China dan Jepang harus segera menyelesaikan masalah yang terjadi saat ini untuk berdamai lagi. Jika konflik, yang berawal dari tabrakan kapal tersebut, dibiarkan berlarut-larut, kedua pihak akan sama-sama menanggung kerugian besar dan mengganggu stabilitas kawasan.
Dua pengamat hubungan internasional dari Lembaga Ilmu Pengetahuan Indonesia, Dewi Fortuna Anwar dan Zamroni Ismail, di Jakarta, Selasa (28/9), menegaskan hal itu.
Dewi mengatakan, sikap agresif China tersebut bisa dipahami dengan latar belakang sejarah dan keberhasilan negara tersebut membangun kekuatan ekonomi dan militer. ”China sudah terlalu lama menahan diri. Mereka merasa dahulu selalu dipermalukan dan dihina Barat,” tutur Dewi.
Permusuhan dua negara terjadi sejak perang China-Jepang pertama pada tahun 1890-an, kemudian Perang Dunia I dan II. Permusuhan memang sudah mengakar.
Namun, sikap agresif China disertai sikap meremehkan kekuatan negara lain bisa berbahaya bagi China sendiri dalam jangka panjang.
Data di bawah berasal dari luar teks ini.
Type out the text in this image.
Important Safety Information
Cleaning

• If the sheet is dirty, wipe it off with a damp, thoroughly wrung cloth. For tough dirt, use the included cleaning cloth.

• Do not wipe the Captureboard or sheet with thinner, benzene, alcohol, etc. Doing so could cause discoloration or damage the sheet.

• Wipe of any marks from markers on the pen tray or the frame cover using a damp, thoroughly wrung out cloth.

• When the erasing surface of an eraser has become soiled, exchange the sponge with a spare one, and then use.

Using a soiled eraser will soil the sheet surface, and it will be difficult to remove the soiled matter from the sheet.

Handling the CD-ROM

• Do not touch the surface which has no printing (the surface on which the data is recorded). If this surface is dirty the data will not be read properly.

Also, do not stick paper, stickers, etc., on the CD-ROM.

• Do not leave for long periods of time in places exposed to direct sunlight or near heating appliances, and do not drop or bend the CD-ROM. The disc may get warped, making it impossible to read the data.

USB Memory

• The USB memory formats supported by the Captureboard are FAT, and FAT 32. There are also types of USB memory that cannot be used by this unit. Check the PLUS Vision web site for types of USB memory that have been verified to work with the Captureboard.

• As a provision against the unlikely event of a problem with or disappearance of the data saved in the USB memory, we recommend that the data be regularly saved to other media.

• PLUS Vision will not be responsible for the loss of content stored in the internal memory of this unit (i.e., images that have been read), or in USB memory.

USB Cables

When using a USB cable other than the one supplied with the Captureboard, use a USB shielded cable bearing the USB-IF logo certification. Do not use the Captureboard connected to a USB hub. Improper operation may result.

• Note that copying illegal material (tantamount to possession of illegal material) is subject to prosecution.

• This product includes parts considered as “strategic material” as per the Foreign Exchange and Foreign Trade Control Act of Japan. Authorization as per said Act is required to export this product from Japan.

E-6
Sikap meremehkan itu, antara lain, bisa dilihat dengan sikap ngotot China memperpanjang kasus tabrakan kapal dengan Jepang atau klaim teritorial China atas pulau-pulau di Laut China Selatan.
”China meremehkan reaksi regional dan internasional. Saat ini saja sudah terlihat reaksi balik terhadap China, misalnya dari sikap negara-negara ASEAN yang mulai mendekat dengan AS. Jika China bertahan pada sikapnya sekarang, ASEAN bisa berkonsolidasi untuk menghadapi China,” ujar Dewi.
Jika hal itu terjadi, dampaknya akan buruk terhadap keamanan regional. ”Akan terjadi lagi perlombaan senjata dan rasa saling tidak percaya. Bisa kembali ke era-era awal abad ke-20,” kata Dewi, Deputi Bidang Ilmu Pengetahuan Sosial dan Kemanusiaan LIPI, ini.
Zamroni juga memperingatkan, ”Negara-negara di kawasan akan bersatu untuk mempertahankan diri dari (agresivitas) China. Konfliknya akan meluas tidak saja China melawan Jepang, tetapi juga China melawan sejumlah negara.”
Persulit posisi PM
Dari sisi Jepang, menurut Dewi, Perdana Menteri (PM) Naoto Kan sedang menghadapi dilema. Kan ingin memperbaiki hubungan dengan China yang sempat rusak saat pemerintahan PM Junichiro Koizumi gara-gara Koizumi berkunjung rutin ke Kuil Yasukuni. ”Jepang juga masih berhati-hati untuk menjaga citranya sebagai negara pasifis,” ucap Dewi.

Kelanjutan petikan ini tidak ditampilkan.